NT: I understand you guys basically built the album from two demos and made the album around those?
BO: Well the real turning point was about seven months ago when I made an iTunes playlist of all the demos we’d recorded. There was the horrifying moment seeing that it was 4 hours and 48 minutes long. It was like “Okay there’s got to be a record in here somewhere.” But all the song on the record were written around the same time. Because we write all the songs just the two of us, we have to impose a lot of sonic limitations. The early process is a lot of finding sounds and jamming. It can really bog you down if you don’t do that first because with the technology these days the options are limitless.
NT: What did Shane Stoneback bring to the recording of Offering and did he do more than just guide the process?
BO: First of all Shane is my best friend.
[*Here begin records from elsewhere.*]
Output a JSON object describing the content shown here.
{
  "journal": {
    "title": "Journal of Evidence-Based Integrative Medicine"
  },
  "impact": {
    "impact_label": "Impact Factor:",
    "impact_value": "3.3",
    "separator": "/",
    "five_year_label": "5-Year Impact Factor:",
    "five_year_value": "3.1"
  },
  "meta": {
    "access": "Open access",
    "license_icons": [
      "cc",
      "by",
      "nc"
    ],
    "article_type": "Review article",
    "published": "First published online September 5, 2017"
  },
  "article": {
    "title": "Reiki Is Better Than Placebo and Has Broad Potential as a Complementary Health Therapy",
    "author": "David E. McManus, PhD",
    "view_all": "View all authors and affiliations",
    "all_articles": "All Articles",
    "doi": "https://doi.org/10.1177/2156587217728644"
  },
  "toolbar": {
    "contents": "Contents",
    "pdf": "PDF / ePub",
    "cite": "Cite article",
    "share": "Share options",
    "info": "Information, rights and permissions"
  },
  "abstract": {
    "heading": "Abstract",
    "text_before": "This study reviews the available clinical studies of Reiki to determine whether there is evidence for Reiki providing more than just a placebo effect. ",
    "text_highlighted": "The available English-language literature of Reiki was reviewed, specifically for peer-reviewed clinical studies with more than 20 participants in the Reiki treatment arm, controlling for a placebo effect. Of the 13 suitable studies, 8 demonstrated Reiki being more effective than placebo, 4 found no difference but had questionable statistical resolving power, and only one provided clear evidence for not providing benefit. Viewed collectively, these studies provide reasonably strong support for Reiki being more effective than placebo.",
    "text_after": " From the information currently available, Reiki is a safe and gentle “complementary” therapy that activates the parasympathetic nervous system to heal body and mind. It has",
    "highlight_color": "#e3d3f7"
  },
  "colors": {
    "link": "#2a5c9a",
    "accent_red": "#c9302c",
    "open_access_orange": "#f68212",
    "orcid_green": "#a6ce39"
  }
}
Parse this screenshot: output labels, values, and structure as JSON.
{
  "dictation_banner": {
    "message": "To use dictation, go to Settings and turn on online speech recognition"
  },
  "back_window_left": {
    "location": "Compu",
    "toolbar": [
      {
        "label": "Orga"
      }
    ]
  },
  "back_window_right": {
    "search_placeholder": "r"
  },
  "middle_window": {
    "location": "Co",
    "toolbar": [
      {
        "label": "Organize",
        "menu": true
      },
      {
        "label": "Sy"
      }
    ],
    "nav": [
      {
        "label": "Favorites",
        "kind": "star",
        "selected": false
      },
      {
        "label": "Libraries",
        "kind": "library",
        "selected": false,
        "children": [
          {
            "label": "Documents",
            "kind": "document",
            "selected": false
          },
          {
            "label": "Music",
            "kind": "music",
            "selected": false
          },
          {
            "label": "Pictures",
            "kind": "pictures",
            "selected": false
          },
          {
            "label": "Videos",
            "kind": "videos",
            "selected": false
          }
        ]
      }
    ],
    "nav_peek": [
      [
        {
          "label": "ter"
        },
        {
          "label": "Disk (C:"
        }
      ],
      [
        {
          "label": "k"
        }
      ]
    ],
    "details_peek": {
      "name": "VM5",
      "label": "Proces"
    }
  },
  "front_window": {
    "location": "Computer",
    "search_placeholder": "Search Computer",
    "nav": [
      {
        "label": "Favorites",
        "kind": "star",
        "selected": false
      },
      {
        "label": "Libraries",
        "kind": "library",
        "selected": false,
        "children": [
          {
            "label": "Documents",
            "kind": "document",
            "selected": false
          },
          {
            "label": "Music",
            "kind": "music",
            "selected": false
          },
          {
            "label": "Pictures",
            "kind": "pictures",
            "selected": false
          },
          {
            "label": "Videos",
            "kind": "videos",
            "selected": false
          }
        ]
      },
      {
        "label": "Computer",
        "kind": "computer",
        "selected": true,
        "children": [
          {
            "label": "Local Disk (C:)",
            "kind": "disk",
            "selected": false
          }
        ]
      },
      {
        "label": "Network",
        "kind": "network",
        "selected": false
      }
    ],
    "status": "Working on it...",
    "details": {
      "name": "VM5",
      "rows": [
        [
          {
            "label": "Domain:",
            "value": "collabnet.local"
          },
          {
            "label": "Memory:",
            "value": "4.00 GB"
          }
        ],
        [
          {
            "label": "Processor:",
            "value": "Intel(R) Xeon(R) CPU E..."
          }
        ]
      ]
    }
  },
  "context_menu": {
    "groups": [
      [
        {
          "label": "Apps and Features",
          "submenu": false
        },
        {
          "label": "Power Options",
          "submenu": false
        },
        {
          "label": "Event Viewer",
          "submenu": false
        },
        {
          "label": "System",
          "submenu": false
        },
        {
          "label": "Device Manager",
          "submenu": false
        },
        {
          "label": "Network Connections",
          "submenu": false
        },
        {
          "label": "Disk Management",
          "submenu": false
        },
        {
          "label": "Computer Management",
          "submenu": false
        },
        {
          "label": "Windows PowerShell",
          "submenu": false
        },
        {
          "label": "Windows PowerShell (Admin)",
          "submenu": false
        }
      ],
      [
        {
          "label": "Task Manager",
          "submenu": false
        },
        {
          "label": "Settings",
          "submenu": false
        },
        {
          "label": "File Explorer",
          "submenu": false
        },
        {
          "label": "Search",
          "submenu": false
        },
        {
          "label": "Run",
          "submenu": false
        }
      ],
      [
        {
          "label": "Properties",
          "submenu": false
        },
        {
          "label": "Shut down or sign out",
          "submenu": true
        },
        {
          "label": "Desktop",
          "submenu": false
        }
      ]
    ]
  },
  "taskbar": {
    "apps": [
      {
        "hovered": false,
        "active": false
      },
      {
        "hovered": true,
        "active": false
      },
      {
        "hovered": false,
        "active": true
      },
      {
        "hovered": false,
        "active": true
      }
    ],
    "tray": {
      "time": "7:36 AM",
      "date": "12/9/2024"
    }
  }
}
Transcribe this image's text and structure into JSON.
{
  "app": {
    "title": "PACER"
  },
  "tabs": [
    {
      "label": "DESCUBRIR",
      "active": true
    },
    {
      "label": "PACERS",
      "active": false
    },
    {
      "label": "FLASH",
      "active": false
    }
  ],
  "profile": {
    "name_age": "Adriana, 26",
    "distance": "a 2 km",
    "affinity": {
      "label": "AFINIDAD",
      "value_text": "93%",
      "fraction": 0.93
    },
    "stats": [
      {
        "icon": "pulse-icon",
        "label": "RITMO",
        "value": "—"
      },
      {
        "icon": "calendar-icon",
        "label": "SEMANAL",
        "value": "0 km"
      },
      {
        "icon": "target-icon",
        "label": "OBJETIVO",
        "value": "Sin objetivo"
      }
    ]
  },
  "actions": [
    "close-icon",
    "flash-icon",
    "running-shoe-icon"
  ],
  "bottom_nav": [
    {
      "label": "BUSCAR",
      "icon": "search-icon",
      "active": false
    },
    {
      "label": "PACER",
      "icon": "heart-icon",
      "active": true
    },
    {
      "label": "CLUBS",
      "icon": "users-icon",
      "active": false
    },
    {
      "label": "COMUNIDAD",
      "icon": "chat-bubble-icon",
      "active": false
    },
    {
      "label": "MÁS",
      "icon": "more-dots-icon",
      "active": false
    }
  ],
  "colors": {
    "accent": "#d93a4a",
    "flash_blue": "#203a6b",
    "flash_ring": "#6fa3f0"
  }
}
MF: No he’s my best friend. (Both laugh)
BO: When we’re together it doesn’t feel like work. But what Shane brought to the table the most, which I think we didn’t really realize was missing in the first six months, was the ability to feel like performers. It plays a weird trick on your brain, when it’s just yourselves and you’re not trying to impress anyone. I feel like you make your best stuff when you’re under the gun a little bit. He more than anything, provided that audience and confidence when we’d do something. For the first year of recording we didn’t play the songs for anyone, it was just us in a room, so to play it for him was a huge step forward.
NT: I also undertsand you managed to write the opening track fairly last minute?
MF: It was one of the first demos we had done, but we forgot about it within that four hour playlist. Towards the end we were going through and we heard it and we thought we had to work on it.
BO: So yeah it came together in a couple hours.
NT: I also know you’ve bounced around New York City, L.A. and San Francisco for the record, so what did this offer you?
MF: Shane lives in San Francisco, so we’d spend two weeks in New York, two in San Francisco. It’s good to leave for a while though and not spend too much time in a room, so you can just grind it out.
BO: We made this completely on our own, so we were moving all over, scheduling our own studios and working as much as we could. It’s not too different from what we’ve done before.